The first of these was a college roundtable event, looking at paediatric engagement in about 23 countries. Discussion moved between the technical skills doctors bring to work overseas and the wider advocacy issues such work entails. It is that simple comparison between helping the individual and solving the wider societal problems that the reforming 19th century socialists Sidney and Beatrice Webb characterised as pulling people out of swamps as opposed to draining the swamps themselves.
It is played out daily in all aspects of UK childcare. Social workers, for example, are responding to individual need, reduced welfare benefits for their clients and smaller local authority budgets, when these very pressures are the result of government policies. I have often been struck by the thought that the most effective way of intervening in the lives of many families who are social services recipients, would be to become a housing manager. The effects of the social engineering that placed tens of hundreds of families on sink estates was far more corrosive and powerful than any compensatory intervention by a local social work team.
To go back to the starting point, the ebb and flow of individual help – as opposed to campaigning and advocacy – is played out by doctors in large development programmes, desperate to save malnourished children while the causes of the famine remain untouched.
The second occasion where this was recently brought to light for me was Richard Wilkinson speaking at the college about the findings of his influential book, The Spirit Level: Why Equality is Better for Everyone (2010).
In the equation outlined above, Wilkinson would come down firmly on the side of wide-scale social interventions. As well as some telling comparisons between the very richest and poorest people in Western societies, his central thesis is that health and social problems are worse in more unequal countries – if this is measured according to factors such as life expectancy, literacy, obesity or mental health.

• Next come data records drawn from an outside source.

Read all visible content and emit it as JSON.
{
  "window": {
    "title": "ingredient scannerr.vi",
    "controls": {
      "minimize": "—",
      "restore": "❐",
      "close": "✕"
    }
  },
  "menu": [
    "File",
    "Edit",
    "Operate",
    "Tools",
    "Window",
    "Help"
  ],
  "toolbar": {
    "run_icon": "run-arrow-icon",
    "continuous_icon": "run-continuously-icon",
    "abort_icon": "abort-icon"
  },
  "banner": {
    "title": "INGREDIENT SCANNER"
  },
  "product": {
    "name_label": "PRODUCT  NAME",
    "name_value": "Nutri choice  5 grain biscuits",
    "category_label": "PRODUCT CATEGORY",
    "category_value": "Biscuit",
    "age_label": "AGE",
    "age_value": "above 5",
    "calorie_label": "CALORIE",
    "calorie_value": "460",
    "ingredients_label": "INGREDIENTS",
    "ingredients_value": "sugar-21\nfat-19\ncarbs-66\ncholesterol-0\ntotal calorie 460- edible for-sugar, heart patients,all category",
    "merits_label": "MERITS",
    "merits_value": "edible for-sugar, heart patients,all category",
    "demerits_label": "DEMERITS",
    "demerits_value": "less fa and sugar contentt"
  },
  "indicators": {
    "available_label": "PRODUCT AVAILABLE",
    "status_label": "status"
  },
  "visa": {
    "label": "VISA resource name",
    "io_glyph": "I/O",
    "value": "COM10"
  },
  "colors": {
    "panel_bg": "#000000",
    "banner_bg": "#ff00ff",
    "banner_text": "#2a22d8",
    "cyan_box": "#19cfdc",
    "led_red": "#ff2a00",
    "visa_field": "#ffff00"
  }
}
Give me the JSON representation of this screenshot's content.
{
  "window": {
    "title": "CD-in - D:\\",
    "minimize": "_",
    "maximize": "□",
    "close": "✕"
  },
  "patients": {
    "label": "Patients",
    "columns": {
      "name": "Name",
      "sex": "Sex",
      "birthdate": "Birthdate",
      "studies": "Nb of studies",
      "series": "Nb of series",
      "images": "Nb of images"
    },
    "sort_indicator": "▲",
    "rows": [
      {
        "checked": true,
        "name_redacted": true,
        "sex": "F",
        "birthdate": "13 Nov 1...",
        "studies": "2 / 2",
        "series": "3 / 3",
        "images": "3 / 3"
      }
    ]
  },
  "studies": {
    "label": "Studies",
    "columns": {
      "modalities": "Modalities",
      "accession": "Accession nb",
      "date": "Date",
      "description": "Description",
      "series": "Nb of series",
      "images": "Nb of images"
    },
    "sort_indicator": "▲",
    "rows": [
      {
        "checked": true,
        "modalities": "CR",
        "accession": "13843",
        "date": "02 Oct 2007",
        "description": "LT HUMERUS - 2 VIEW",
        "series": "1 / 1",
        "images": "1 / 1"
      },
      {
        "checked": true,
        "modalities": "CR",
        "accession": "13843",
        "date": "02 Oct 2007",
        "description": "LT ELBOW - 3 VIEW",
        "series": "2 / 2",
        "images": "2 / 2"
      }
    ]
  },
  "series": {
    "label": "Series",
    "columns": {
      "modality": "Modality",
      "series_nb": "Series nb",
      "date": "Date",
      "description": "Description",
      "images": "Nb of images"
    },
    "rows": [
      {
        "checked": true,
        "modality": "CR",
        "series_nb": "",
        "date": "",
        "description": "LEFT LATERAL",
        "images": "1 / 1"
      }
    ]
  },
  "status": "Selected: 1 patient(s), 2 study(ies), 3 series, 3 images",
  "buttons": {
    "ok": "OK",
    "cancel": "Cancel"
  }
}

Wilkinson has some stark examples. Child wellbeing is greater in more equal countries such as Sweden, Finland or Norway, as opposed to the UK or US. People in more unequal countries tend to trust each other less. Within the US, the more unequal states trust each other less. Mental illness is more common in the more unequal societies and infant mortality rates, not surprisingly, are higher in more unequal countries. Lastly, if we look at social mobility or imprisonment rates, we again find that the more unequal the society, the less social mobility and the more people in prisons. Where Wilkinson is particularly astute is in the book’s subtitle – Why Equality is Better for Everyone. For those at the top, opposed to any redistribution of money or other resource, he argues that the benefits of greater equality in any society are not simply confined to the poor, but extend to all social classes.
The answer to this ebb and flow between individual intervention and wider social engineering is that it is a false dichotomy. You need both. Globally, medicine has traditionally been very strong at demonstrating the effectiveness of individual intervention. While senior international aid workers battle with health ministers in developing countries, the doctors on the ground continue to save lives. And, of course, the evidence for change is provided by individual examples.